At its latest event today, Apple announced the chips that will be powering its most powerful iPhones and iPads yet, the A9 and the A9X (respectively). The two chips are built using new "transistor architecture," which is likely code for FinFET transistors.
Ever since Apple began to design its own chips, it has often ended up ahead of all the other mobile competition, whether it was Samsung, Qualcomm or Nvidia's chips, or even Intel's Atom line for mobile, in both CPU and GPU performance.
GPU performance is more of a result of using Imagination's latest PowerVR GPUs, but some of the gains are also due to Apple's design of an efficient SoC that allows for more powerful GPUs. With the arrival of the Metal graphics API, Apple also allowed developers to gain more direct access to those powerful chips and extract even more performance out of them for their games.
Apple claimed that its third-generation 64-bit A9 CPU is now 70 percent faster than its one-year-old A8 CPU and has a GPU that is 90 percent faster, as well. This time, Apple hasn't increased the resolution of its displays, so all of that power should go straight to new games and apps that can take advantage of it.
The new A9 SoC also comes with a new M9 coprocessor that now includes the ability to listen to the "Hey, Siri" command without the iPhone 6S having to be plugged in or for the owner to press a button first. Such functionality was first seen in the original 2013 Moto X when the "OK, Google" command could be used directly with the phone turned off.

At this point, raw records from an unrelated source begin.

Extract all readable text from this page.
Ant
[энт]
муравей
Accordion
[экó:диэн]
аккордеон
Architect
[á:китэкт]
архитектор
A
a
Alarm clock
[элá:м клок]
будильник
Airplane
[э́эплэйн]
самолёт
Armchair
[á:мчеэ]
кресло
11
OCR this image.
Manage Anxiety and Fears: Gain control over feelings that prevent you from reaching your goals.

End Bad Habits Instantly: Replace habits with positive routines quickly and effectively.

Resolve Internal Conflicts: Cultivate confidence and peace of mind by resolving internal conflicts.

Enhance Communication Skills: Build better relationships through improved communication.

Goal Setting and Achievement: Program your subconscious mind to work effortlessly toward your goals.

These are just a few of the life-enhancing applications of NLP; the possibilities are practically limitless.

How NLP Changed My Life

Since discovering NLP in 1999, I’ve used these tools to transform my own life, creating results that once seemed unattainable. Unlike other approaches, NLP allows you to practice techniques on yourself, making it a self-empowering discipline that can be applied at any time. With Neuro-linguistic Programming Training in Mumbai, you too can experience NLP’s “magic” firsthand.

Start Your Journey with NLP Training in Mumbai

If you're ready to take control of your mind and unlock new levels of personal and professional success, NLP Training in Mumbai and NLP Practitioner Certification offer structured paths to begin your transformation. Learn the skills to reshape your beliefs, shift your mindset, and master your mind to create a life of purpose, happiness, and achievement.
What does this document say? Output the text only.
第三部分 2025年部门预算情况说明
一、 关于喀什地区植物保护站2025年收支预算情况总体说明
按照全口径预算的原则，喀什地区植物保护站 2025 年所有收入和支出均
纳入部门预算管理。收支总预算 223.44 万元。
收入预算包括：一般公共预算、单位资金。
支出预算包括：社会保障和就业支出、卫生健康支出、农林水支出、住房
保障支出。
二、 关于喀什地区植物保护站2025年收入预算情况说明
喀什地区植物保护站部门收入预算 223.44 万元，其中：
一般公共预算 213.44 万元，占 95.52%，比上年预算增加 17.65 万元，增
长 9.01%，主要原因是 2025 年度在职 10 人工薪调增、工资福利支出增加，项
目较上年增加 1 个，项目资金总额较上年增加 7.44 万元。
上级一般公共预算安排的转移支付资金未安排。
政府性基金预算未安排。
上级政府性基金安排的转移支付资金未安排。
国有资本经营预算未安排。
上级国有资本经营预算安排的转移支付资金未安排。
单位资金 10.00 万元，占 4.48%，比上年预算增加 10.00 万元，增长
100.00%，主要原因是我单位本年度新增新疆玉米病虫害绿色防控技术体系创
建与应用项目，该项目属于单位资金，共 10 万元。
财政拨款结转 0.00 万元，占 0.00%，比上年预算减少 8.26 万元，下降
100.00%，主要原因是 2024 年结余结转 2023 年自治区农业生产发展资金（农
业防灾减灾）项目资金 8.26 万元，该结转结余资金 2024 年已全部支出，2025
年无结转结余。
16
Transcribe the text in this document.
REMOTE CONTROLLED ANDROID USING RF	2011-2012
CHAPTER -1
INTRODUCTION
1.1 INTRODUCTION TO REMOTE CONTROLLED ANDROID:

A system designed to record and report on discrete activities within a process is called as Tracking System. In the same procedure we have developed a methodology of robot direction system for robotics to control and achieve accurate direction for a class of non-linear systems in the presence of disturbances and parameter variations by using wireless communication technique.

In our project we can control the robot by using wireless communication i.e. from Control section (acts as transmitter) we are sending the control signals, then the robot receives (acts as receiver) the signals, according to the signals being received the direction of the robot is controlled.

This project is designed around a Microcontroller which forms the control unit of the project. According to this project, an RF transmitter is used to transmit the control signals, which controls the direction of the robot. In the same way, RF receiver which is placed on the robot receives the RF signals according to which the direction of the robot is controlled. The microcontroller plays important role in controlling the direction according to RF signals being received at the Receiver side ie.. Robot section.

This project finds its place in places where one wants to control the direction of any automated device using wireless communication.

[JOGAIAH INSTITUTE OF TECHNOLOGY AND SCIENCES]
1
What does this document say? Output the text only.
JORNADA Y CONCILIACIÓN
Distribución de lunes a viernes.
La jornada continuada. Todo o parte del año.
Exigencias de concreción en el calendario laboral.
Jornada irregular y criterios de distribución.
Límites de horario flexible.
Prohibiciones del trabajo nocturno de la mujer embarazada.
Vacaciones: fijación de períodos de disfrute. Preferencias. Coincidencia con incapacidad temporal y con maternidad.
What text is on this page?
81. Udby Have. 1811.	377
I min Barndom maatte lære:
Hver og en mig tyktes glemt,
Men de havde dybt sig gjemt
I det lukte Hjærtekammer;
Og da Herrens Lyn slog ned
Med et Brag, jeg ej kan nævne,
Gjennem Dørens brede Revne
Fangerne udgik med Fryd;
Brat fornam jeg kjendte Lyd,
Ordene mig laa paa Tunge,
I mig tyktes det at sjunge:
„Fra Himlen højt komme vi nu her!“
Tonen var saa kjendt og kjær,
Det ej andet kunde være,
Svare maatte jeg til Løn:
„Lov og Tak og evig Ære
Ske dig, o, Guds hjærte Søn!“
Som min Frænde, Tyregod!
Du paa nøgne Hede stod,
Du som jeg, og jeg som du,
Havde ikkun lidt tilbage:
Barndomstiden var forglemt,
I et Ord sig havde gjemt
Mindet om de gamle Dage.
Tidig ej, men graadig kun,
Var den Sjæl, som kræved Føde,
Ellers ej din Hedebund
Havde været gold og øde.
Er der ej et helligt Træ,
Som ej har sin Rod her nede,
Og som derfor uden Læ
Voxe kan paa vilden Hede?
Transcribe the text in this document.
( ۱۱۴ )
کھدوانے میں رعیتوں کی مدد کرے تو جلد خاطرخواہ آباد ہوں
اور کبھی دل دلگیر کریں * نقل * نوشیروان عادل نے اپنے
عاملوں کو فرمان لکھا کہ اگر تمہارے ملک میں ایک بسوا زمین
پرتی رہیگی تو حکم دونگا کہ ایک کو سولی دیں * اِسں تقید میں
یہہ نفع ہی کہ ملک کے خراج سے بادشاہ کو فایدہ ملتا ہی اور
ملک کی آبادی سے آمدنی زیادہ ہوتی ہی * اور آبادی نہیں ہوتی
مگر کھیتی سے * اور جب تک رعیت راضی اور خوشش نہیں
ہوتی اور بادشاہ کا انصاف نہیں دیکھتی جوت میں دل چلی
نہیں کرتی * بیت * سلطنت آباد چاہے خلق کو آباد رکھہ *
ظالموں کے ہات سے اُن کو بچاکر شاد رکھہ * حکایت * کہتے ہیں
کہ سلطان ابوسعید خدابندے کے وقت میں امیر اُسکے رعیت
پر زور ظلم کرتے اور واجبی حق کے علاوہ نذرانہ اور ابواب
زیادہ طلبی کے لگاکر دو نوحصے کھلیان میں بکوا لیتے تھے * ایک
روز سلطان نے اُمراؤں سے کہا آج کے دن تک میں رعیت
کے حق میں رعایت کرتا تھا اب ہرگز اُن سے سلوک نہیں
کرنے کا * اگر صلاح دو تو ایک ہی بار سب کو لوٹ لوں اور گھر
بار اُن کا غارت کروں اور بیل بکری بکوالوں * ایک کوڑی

The chip brings along a new LTE Advanced modem as well, that is twice as fast at 300 Mbps download speeds and can support 23 LTE bands. Apple claimed this is the highest number of LTE bands being supported in a smartphone right now, making it ideally suited for travelers.
Apple also introduced a more powerful variant of the A9, called the A9X, which will power the new iPad Pro. The company claimed that its CPU is 80 percent faster than the previous A8X CPU and that the GPU is also twice as fast. When comparing them to the chip in the original iPad from 2010, the company said the CPU performance has improved over 22 times -- and 360 times for the GPU.
Apple also claimed that the new A9X is faster than "80% of portable PCs," but it didn't elaborate on what exactly it means by that or how it reached that result. With A9X likely to be faster than Intel's Atom-based Celerons and Pentiums, which now go into lower-end notebooks, as well as most if not all existing ARM chips from competitors, the A9X can certainly be considered a "PC-class" chip. However, that doesn't necessarily mean it's by any means the fastest PC-class chip out there.
For the purpose of the iPad Pro, which is meant to be a more productive yet familiar device for those already used to iOS, the chip should be powerful enough to handle just about any productivity app developers can create for it over the next year, until an even more powerful iPad Pro appears.